Newsflash: we all dream. All dreams are weird. All other peoples’ dreams are boring. There are no exceptions.
I do not give a shit about your dreams. Ever. I will not listen. If you force me to listen (if, say, I’m naked on the massage table, or my mouth is full of dental implements, or I’m in the back of your cab) I will cross you off my Christmas card list. For life. The only person with an exemption to this rule is Kelley because I love her and twenty years of delight buys a certain amount of leeway–but even she knows to use her exemption sparingly.
So don’t, just don’t.
And while I’m at it, here are some other things that piss me off:
- people who misspell Ursula K. Le Guin’s name, or Samuel R. Delany’s. Take a minute. Look at those names, look at the vowels, look at the spaces, look at the initials. If you can’t be bothered to get it right, don’t bother to talk to me. These are giants of the field. Show some respect.
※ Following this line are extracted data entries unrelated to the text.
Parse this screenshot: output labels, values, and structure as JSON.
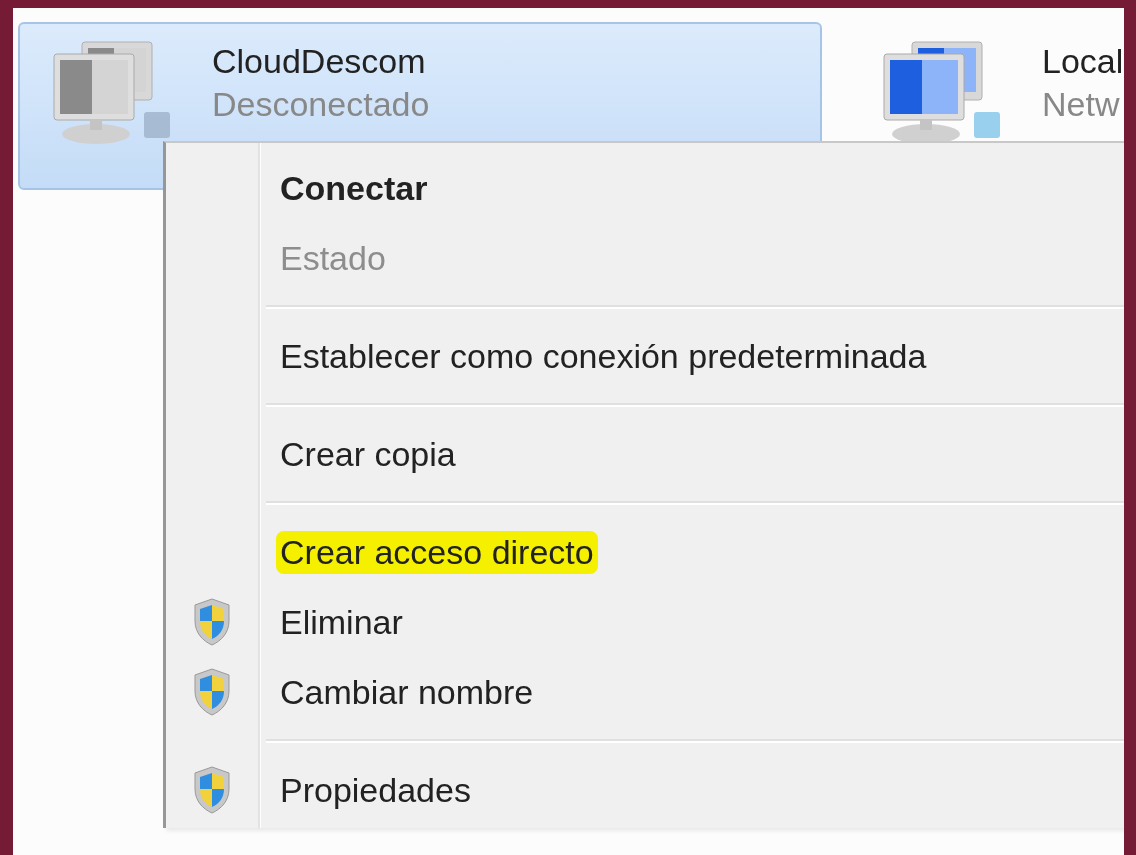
{
  "connections": [
    {
      "name": "CloudDescom",
      "status": "Desconectado",
      "selected": true,
      "connected": false
    },
    {
      "name": "Local",
      "status": "Netw",
      "selected": false,
      "connected": true
    }
  ],
  "context_menu": {
    "items": [
      {
        "kind": "item",
        "label": "Conectar",
        "default": true,
        "disabled": false,
        "shield": false,
        "highlighted": false
      },
      {
        "kind": "item",
        "label": "Estado",
        "default": false,
        "disabled": true,
        "shield": false,
        "highlighted": false
      },
      {
        "kind": "separator"
      },
      {
        "kind": "item",
        "label": "Establecer como conexión predeterminada",
        "default": false,
        "disabled": false,
        "shield": false,
        "highlighted": false
      },
      {
        "kind": "separator"
      },
      {
        "kind": "item",
        "label": "Crear copia",
        "default": false,
        "disabled": false,
        "shield": false,
        "highlighted": false
      },
      {
        "kind": "separator"
      },
      {
        "kind": "item",
        "label": "Crear acceso directo",
        "default": false,
        "disabled": false,
        "shield": false,
        "highlighted": true
      },
      {
        "kind": "item",
        "label": "Eliminar",
        "default": false,
        "disabled": false,
        "shield": true,
        "highlighted": false
      },
      {
        "kind": "item",
        "label": "Cambiar nombre",
        "default": false,
        "disabled": false,
        "shield": true,
        "highlighted": false
      },
      {
        "kind": "separator"
      },
      {
        "kind": "item",
        "label": "Propiedades",
        "default": false,
        "disabled": false,
        "shield": true,
        "highlighted": false
      }
    ]
  }
}
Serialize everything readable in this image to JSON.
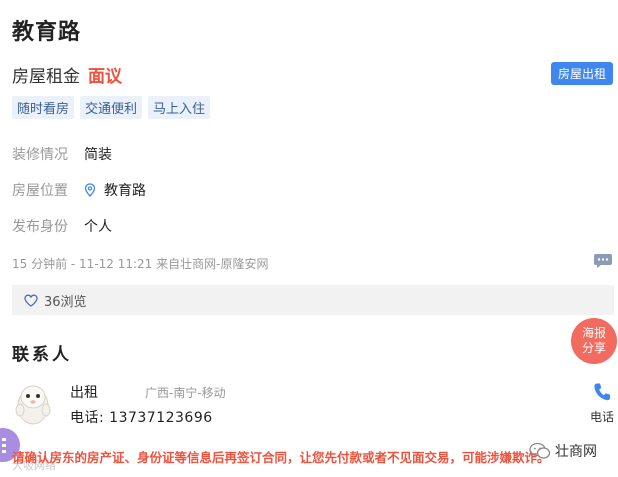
{
  "listing": {
    "title": "教育路",
    "rent_label": "房屋租金",
    "rent_value": "面议",
    "type_badge": "房屋出租",
    "tags": [
      "随时看房",
      "交通便利",
      "马上入住"
    ]
  },
  "details": {
    "decoration": {
      "label": "装修情况",
      "value": "简装"
    },
    "location": {
      "label": "房屋位置",
      "value": "教育路",
      "icon": "location-pin-icon"
    },
    "publisher": {
      "label": "发布身份",
      "value": "个人"
    }
  },
  "meta": {
    "posted": "15 分钟前 - 11-12 11:21 来自壮商网-原隆安网",
    "views": "36浏览"
  },
  "share": {
    "line1": "海报",
    "line2": "分享"
  },
  "contact": {
    "section_title": "联系人",
    "name": "出租",
    "region": "广西-南宁-移动",
    "phone": "电话: 13737123696",
    "call_label": "电话"
  },
  "warning": "请确认房东的房产证、身份证等信息后再签订合同，让您先付款或者不见面交易，可能涉嫌欺诈。",
  "watermark": "大吸网络",
  "brand": "壮商网",
  "colors": {
    "accent_red": "#f0513c",
    "badge_blue": "#3f86ef",
    "tag_bg": "#eaf1fb",
    "share_red": "#f36a5e",
    "fab_purple": "#a98de0"
  }
}
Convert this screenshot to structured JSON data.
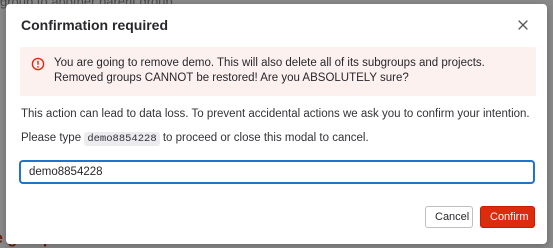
{
  "background": {
    "top_text": "group to another parent group.",
    "bottom_text": "e group"
  },
  "modal": {
    "title": "Confirmation required",
    "close_label": "×",
    "alert": {
      "icon": "error-circle-icon",
      "color": "#dd2b0e",
      "text": "You are going to remove demo. This will also delete all of its subgroups and projects. Removed groups CANNOT be restored! Are you ABSOLUTELY sure?"
    },
    "warning_text": "This action can lead to data loss. To prevent accidental actions we ask you to confirm your intention.",
    "instruction_prefix": "Please type",
    "instruction_code": "demo8854228",
    "instruction_suffix": "to proceed or close this modal to cancel.",
    "input": {
      "value": "demo8854228"
    },
    "buttons": {
      "cancel_label": "Cancel",
      "confirm_label": "Confirm"
    }
  },
  "colors": {
    "danger": "#dd2b0e",
    "focus": "#1f75cb",
    "alert_bg": "#fcf1ef"
  }
}
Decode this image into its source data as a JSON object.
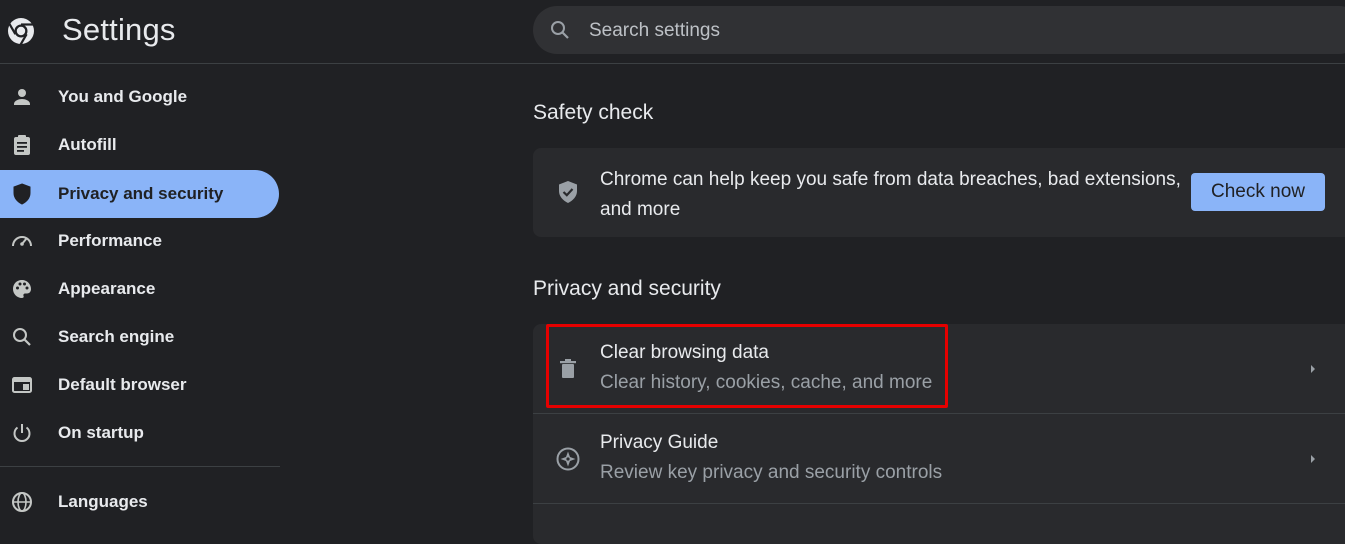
{
  "header": {
    "title": "Settings",
    "search_placeholder": "Search settings"
  },
  "sidebar": {
    "items": [
      {
        "label": "You and Google",
        "icon": "person-icon"
      },
      {
        "label": "Autofill",
        "icon": "clipboard-icon"
      },
      {
        "label": "Privacy and security",
        "icon": "shield-icon",
        "active": true
      },
      {
        "label": "Performance",
        "icon": "speedometer-icon"
      },
      {
        "label": "Appearance",
        "icon": "palette-icon"
      },
      {
        "label": "Search engine",
        "icon": "search-icon"
      },
      {
        "label": "Default browser",
        "icon": "browser-window-icon"
      },
      {
        "label": "On startup",
        "icon": "power-icon"
      },
      {
        "label": "Languages",
        "icon": "globe-icon"
      }
    ]
  },
  "safety_check": {
    "title": "Safety check",
    "description": "Chrome can help keep you safe from data breaches, bad extensions, and more",
    "button_label": "Check now"
  },
  "privacy": {
    "title": "Privacy and security",
    "rows": [
      {
        "title": "Clear browsing data",
        "subtitle": "Clear history, cookies, cache, and more",
        "icon": "trash-icon"
      },
      {
        "title": "Privacy Guide",
        "subtitle": "Review key privacy and security controls",
        "icon": "compass-icon"
      }
    ]
  },
  "colors": {
    "background": "#202124",
    "accent": "#8ab4f8",
    "highlight": "#e50000"
  }
}
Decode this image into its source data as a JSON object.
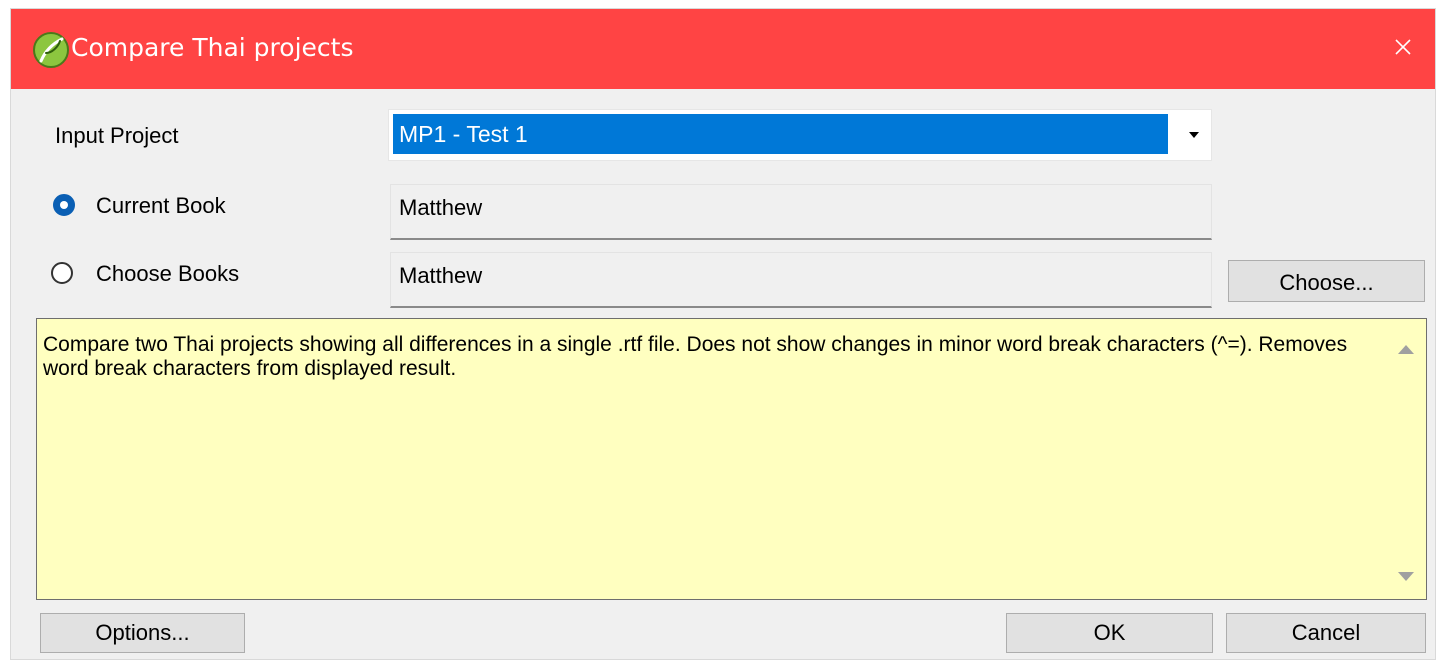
{
  "window": {
    "title": "Compare Thai projects",
    "titlebar_color": "#ff4444"
  },
  "form": {
    "input_project_label": "Input Project",
    "input_project_value": "MP1 -  Test 1",
    "current_book_label": "Current Book",
    "current_book_value": "Matthew",
    "current_book_selected": true,
    "choose_books_label": "Choose Books",
    "choose_books_value": "Matthew",
    "choose_books_selected": false,
    "choose_button_label": "Choose..."
  },
  "description": {
    "text": "Compare two Thai projects showing all differences in a single .rtf file. Does not show changes in minor word break characters (^=). Removes word break characters from displayed result.",
    "background": "#ffffc0"
  },
  "footer": {
    "options_label": "Options...",
    "ok_label": "OK",
    "cancel_label": "Cancel"
  },
  "icons": {
    "app": "leaf-app-icon",
    "close": "close-icon",
    "dropdown": "chevron-down-icon",
    "scroll_up": "scroll-up-arrow",
    "scroll_down": "scroll-down-arrow"
  }
}
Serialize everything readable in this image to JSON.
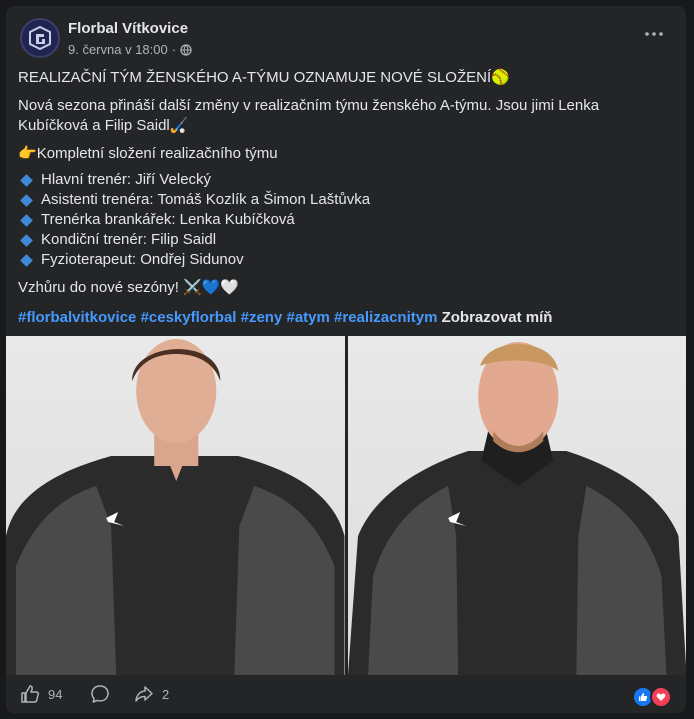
{
  "post": {
    "author": "Florbal Vítkovice",
    "timestamp": "9. června v 18:00",
    "separator": "·",
    "title": "REALIZAČNÍ TÝM ŽENSKÉHO A-TÝMU OZNAMUJE NOVÉ SLOŽENÍ",
    "title_emoji": "🥎",
    "intro_line1": "Nová sezona přináší další změny v realizačním týmu ženského A-týmu. Jsou jimi Lenka",
    "intro_line2": "Kubíčková a Filip Saidl",
    "intro_emoji": "🏑",
    "lead_emoji": "👉",
    "lead": "Kompletní složení realizačního týmu",
    "staff": [
      "Hlavní trenér: Jiří Velecký",
      "Asistenti trenéra: Tomáš Kozlík a Šimon Laštůvka",
      "Trenérka brankářek: Lenka Kubíčková",
      "Kondiční trenér: Filip Saidl",
      "Fyzioterapeut: Ondřej Sidunov"
    ],
    "closing": "Vzhůru do nové sezóny!",
    "closing_emojis": "⚔️💙🤍",
    "hashtags": [
      "#florbalvitkovice",
      "#ceskyflorbal",
      "#zeny",
      "#atym",
      "#realizacnitym"
    ],
    "see_less": "Zobrazovat míň"
  },
  "footer": {
    "likes": "94",
    "shares": "2"
  },
  "colors": {
    "background": "#18191a",
    "card": "#242526",
    "text": "#e4e6eb",
    "secondary": "#b0b3b8",
    "link": "#4599ff",
    "like_blue": "#1877f2",
    "love_red": "#f33e58"
  },
  "icons": {
    "avatar": "club-logo",
    "meta": "globe-icon",
    "menu": "more-icon",
    "like": "thumb-up-icon",
    "comment": "comment-icon",
    "share": "share-icon"
  }
}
- people who talk as though their conversational partner is two miles away in a howling gale. Use your inside voice. Better still, just shut the fuck up and die. You’re as fun to have around as the moronic dream-tellers.
- people who answer the phone in the middle of a conversation or a film or dinner. It makes me want to hurt you. And I warn you: my social conditioning doesn’t always hold.
- people who let their dogs bark. I can’t even talk about this one without getting homicidal. Insert the vitriolic diatribe of your choice.
- people who feel the need to have the last word, who just can’t resist the last little stinging verbal slap. My new resolution: you slap me verbally and I’ll punch your fucking teeth out. Fair?
If I spent another five minutes on this I’m sure I could double my list, then double it again, but right now there’s a cold beer singing my name and batting its eyelashes. So I’m going to walk away.